Mom just got a text from the grandma. "Baby Mom started a new job Tues, Thurs, Friday. What kid of good deal can you give me?"



So they want a spot every week not just bc Uncle is sick (so that clears up why the uncle in the hospital story didn't add up.)

I think it so rude that they don't call the daycare phone, basicly assume we have a spot no question, and they we will offer a 'good deal'

I do have spots open (+2ys and full time only) and am not in a place right now to give ANYONE a good deal.

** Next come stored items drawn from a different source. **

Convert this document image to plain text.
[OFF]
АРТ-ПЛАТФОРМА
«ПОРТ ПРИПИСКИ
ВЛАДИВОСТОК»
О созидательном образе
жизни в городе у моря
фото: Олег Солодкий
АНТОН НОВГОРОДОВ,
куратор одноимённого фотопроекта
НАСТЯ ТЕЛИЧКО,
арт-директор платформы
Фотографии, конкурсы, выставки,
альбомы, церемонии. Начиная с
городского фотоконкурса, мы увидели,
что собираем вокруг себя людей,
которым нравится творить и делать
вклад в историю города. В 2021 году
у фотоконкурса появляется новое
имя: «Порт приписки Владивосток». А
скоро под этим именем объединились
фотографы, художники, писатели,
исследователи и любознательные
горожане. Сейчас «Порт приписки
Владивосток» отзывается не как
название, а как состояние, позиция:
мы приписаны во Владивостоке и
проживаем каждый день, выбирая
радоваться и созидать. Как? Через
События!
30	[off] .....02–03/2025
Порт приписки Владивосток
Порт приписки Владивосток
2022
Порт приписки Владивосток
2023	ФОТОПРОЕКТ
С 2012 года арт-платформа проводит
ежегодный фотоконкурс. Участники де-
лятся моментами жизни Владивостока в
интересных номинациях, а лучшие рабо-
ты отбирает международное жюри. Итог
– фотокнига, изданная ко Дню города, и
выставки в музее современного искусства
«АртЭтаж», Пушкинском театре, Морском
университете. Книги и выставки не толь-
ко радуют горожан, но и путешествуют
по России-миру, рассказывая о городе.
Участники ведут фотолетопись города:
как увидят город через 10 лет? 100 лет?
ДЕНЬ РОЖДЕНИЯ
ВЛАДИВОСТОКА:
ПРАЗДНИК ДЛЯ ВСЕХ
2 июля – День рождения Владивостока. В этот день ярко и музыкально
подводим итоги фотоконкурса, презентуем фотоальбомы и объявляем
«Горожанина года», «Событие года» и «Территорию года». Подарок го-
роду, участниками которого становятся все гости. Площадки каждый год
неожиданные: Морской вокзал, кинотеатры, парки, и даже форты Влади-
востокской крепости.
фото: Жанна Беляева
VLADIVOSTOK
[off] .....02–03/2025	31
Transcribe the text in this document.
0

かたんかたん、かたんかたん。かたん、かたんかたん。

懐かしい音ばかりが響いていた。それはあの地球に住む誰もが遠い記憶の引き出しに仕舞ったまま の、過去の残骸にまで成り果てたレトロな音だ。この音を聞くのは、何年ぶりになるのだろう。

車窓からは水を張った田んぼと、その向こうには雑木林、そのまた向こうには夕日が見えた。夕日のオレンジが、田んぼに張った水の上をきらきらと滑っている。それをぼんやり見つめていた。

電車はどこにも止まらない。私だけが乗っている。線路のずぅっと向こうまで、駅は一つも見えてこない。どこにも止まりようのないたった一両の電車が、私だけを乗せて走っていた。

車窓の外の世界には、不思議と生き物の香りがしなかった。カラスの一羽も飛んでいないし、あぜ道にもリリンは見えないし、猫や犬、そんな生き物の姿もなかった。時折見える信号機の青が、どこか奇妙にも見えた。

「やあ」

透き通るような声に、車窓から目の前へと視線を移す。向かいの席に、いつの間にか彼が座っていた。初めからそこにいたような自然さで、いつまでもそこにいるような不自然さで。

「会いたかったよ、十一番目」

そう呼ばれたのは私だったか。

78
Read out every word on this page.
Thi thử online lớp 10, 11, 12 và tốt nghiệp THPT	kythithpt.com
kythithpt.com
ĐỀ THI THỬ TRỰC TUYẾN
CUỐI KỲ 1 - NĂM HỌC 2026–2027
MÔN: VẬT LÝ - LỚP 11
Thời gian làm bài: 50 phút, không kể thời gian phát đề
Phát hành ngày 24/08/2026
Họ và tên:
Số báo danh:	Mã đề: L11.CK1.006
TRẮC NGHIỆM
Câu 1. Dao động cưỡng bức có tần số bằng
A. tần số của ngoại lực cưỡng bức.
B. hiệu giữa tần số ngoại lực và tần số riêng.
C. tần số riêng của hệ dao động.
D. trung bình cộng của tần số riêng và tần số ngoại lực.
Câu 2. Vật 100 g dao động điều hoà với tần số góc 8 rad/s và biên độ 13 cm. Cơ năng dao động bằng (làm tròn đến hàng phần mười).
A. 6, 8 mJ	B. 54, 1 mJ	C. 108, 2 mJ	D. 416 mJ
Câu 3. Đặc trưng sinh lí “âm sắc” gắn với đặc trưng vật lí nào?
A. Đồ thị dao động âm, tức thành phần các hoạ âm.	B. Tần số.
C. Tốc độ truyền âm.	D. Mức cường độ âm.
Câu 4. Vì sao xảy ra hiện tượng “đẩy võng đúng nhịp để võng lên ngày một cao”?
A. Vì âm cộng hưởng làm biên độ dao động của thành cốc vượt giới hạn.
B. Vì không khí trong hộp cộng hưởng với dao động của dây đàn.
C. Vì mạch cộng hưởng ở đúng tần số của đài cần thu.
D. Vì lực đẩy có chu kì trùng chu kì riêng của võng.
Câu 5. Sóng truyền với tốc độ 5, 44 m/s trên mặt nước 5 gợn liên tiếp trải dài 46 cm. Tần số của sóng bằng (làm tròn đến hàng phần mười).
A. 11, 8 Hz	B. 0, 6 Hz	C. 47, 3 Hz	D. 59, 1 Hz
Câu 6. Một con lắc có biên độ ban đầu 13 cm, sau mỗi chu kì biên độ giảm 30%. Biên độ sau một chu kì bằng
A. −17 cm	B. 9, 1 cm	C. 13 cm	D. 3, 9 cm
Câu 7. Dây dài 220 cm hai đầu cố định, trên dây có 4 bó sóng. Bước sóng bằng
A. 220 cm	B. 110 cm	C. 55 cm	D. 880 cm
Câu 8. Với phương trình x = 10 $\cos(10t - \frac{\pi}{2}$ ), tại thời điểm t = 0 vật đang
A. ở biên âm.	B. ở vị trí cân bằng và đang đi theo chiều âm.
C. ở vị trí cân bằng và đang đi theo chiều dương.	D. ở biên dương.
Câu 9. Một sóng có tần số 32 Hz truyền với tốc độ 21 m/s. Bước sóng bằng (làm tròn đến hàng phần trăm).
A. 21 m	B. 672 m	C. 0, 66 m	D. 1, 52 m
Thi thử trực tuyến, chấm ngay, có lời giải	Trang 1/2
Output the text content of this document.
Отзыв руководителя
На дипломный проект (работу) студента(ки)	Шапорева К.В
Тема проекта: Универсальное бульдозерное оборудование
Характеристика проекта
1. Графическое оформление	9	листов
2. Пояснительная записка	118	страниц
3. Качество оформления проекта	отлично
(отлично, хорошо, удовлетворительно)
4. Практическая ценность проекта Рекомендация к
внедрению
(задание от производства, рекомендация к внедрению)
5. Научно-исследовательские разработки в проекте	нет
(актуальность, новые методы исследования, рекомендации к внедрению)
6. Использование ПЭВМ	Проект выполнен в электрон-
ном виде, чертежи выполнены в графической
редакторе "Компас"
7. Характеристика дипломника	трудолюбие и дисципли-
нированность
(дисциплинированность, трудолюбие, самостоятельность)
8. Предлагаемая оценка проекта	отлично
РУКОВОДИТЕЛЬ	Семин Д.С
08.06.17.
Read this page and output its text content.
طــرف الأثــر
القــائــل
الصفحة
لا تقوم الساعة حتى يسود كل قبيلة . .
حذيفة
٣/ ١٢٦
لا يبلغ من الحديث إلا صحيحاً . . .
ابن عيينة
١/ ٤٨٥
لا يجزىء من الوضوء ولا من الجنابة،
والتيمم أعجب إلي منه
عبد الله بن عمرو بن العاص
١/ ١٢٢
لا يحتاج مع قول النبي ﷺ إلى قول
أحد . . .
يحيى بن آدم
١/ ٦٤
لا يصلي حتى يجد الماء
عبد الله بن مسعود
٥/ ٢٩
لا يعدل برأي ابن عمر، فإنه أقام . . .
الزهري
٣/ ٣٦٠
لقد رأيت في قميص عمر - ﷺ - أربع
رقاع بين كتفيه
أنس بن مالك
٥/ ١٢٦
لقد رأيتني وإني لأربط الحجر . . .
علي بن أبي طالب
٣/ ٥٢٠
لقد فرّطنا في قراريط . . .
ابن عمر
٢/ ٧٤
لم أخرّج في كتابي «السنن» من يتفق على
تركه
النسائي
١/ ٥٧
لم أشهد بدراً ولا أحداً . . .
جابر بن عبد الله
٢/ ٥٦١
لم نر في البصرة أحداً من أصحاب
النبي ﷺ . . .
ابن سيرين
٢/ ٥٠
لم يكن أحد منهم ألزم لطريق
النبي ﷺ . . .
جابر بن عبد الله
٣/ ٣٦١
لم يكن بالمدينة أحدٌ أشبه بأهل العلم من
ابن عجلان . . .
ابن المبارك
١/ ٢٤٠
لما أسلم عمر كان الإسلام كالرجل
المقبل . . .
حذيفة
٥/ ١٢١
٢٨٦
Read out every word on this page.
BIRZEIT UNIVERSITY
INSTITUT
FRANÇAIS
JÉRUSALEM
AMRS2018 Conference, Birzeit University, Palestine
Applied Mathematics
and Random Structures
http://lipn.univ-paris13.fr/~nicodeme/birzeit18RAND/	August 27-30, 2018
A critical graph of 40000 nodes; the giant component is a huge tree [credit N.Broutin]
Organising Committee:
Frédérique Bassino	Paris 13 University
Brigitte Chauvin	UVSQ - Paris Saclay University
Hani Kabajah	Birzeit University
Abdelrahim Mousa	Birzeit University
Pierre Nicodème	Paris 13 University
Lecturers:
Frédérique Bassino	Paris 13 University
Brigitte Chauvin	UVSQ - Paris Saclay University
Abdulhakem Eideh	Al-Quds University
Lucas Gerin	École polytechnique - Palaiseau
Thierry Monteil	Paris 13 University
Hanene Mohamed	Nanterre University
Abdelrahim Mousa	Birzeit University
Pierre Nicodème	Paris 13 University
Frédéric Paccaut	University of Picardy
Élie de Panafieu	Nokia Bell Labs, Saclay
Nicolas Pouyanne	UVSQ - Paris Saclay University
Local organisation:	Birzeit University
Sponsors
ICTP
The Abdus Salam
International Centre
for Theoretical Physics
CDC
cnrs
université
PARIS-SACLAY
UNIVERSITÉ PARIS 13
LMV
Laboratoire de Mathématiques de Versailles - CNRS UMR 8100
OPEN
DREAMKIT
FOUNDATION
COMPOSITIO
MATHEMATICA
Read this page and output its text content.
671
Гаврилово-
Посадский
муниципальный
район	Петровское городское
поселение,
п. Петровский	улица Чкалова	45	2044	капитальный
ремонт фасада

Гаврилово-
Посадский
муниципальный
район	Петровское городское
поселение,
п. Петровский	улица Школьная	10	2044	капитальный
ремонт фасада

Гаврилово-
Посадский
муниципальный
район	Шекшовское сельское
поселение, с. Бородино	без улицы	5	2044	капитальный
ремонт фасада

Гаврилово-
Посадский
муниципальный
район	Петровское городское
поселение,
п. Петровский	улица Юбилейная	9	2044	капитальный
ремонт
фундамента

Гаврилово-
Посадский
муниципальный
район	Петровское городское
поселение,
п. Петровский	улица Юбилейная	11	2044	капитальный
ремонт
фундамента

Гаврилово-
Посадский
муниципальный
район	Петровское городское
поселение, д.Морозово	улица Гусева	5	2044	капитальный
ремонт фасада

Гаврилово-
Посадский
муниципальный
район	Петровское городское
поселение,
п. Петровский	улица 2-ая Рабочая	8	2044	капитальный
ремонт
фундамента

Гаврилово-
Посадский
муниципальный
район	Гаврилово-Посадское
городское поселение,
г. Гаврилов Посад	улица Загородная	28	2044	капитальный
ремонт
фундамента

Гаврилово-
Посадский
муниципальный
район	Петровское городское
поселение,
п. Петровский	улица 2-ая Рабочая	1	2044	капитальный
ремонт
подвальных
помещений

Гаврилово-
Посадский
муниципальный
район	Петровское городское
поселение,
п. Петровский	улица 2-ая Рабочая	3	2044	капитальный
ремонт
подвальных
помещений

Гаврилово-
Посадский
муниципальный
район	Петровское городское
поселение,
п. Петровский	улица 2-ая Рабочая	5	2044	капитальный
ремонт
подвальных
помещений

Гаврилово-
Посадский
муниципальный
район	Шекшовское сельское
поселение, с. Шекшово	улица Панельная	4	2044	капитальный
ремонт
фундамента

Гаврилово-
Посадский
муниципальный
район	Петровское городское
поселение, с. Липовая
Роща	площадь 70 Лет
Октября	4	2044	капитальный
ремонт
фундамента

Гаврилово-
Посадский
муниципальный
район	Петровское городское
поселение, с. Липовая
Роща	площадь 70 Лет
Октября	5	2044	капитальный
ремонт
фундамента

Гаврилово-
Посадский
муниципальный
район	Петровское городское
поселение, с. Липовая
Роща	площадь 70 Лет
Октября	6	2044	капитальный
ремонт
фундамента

Thankfully my Mom agrees and said even though it will be hard she will tell her we can't take the baby.
Reply
mema 12:25 PM 04-19-2012
Awesome! Glad she agrees!
Reply
MarinaVanessa 01:16 PM 04-19-2012
Originally Posted by MsMe:
Thankfully my Mom agrees and said even though it will be hard she will tell her we can't take the baby.
Funny ... did your mom get on board when she realized that they really wanted a deal "all of the time" vs "one time" deal? In either case I'm glad that she's agreeing with you. I could have understood if you had decided to "help out" by receiving the $90 and having your mom collect "what they could afford" as others suggested but only if it was going to be for a short period of time. Wow ... I can't believe some people aren't build with a filter.
Reply
MsMe 01:48 PM 04-19-2012
Yes, even she knows we don't have the wiggle room right now to be offereing anyone a deal...no matter how long they have been a friend. It was also no question bc we do not have an under 2 opening right now (we have an expecting mom.)